Selon l'ODM, les étrangers criminels expulsés sont en nette minorité. Entre 350 et 400 par an, avait indiqué en 2010 le directeur de l’époque de l’Office, Alard du Bois-Reymond.
Prêts à négocier
Le délai imparti pour quitter la Suisse dépend de chaque cas spécifique, souligne Guy Burnens. «Si la personne ne constitue aucune menace, elle peut avoir jusqu'à trois mois. Par contre dans un cas plus grave, comme le trafic de drogue, le renvoi peut être immédiat.»
Avec 30% d’étrangers, le canton de Vaud compte un des taux les plus élevés du pays et préfère les départs volontaires, relève Guy Burnens. La personne qui ne réagit pas est convoquée pour discuter les modalités du départ.
«Nous sommes prêts à négocier le délai, par exemple avec les familles. Parfois nous proposons une aide au retour comme pour les requérants d'asile.» Le but de cette aide, qui peut atteindre jusqu'à 6000 francs, vise à favoriser la réintégration dans le pays d'origine.
Pour ceux qui s'obstinent à ne pas quitter la Suisse, on recourt à des mesures coercitives, indique Marc Aurel Schmid, porte-parole de l’office de la migration du canton de Zurich. «Ils peuvent être mis en détention administrative ou soumis à un renvoi forcé.»

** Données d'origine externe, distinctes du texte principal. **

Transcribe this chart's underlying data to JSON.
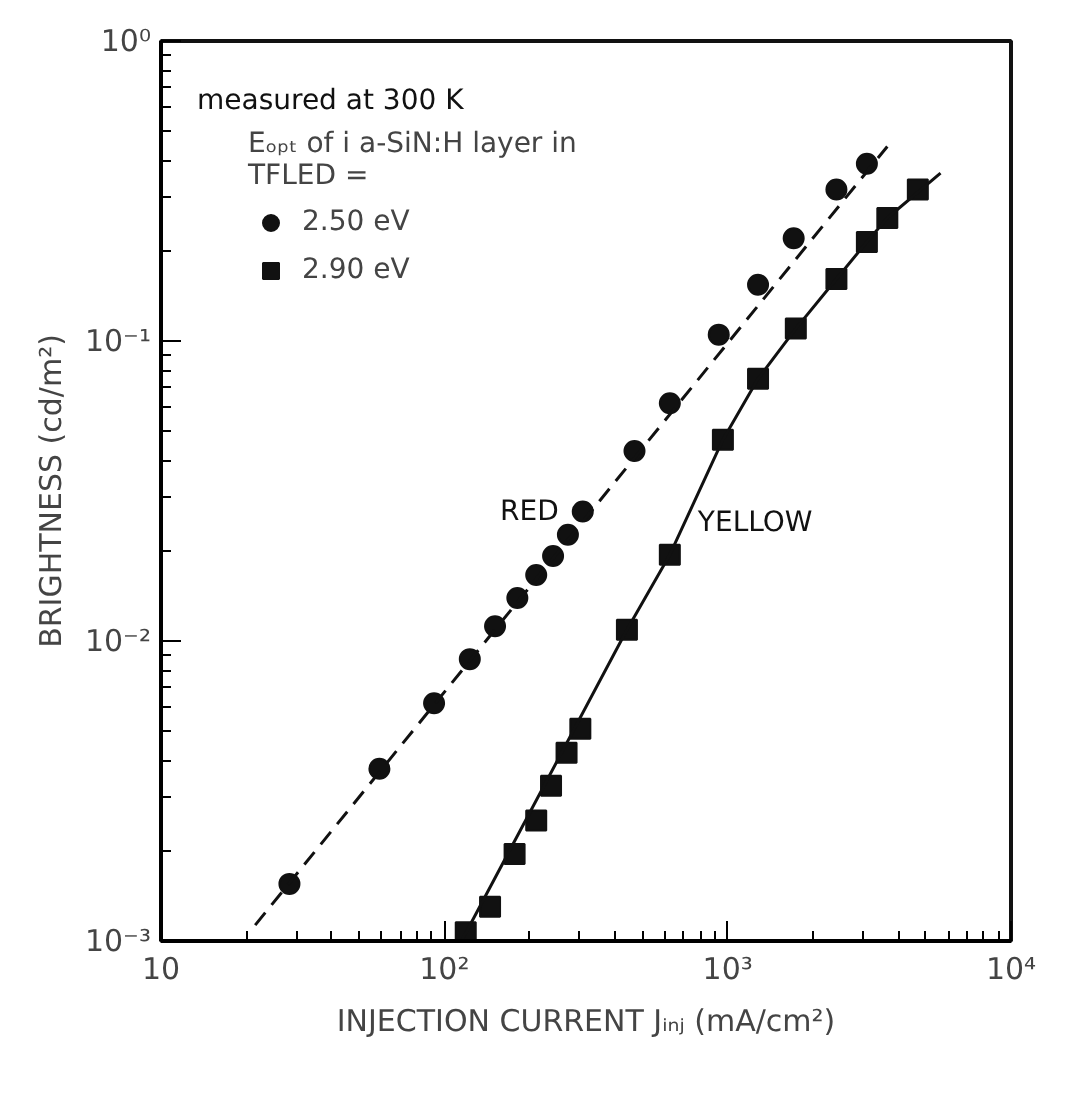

Dans les cas les plus extrêmes, l'ODM et les forces de police organisent ce qu’on appelle des «vols spéciaux» (165 personnes en 2011), une mesure controversée qui recourt à la force physique, à l’usage de menottes ou d'autres moyens de coercition.
Interdiction d’entrée
Théoriquement, un étranger expulsé pourrait revenir en Suisse après quelques jours. Il lui suffirait en effet de demander un visa auprès de l'ambassade de Suisse ou, pour les citoyens des pays de l'Union européenne, d’utiliser les facilités prévues par l'accord sur la libre circulation.
Cependant, la décision de renvoi est de plus en plus souvent accompagnée d'une interdiction d'entrée en Suisse, observe Marc Aurel Schmid. «La durée maximum est de cinq ans. Mais elle peut être prolongée pour des personnes qui constituent une menace.»
De toutes façons, une telle interdiction ne garantit pas que les étrangers indésirables se tiendront vraiment à l’écart. Comme l’a constaté la police du canton de Zurich l'an dernier, les plus rusés n'hésitent pas à demander un nouveau passeport dans leur pays et à revenir en Suisse sous une autre identité.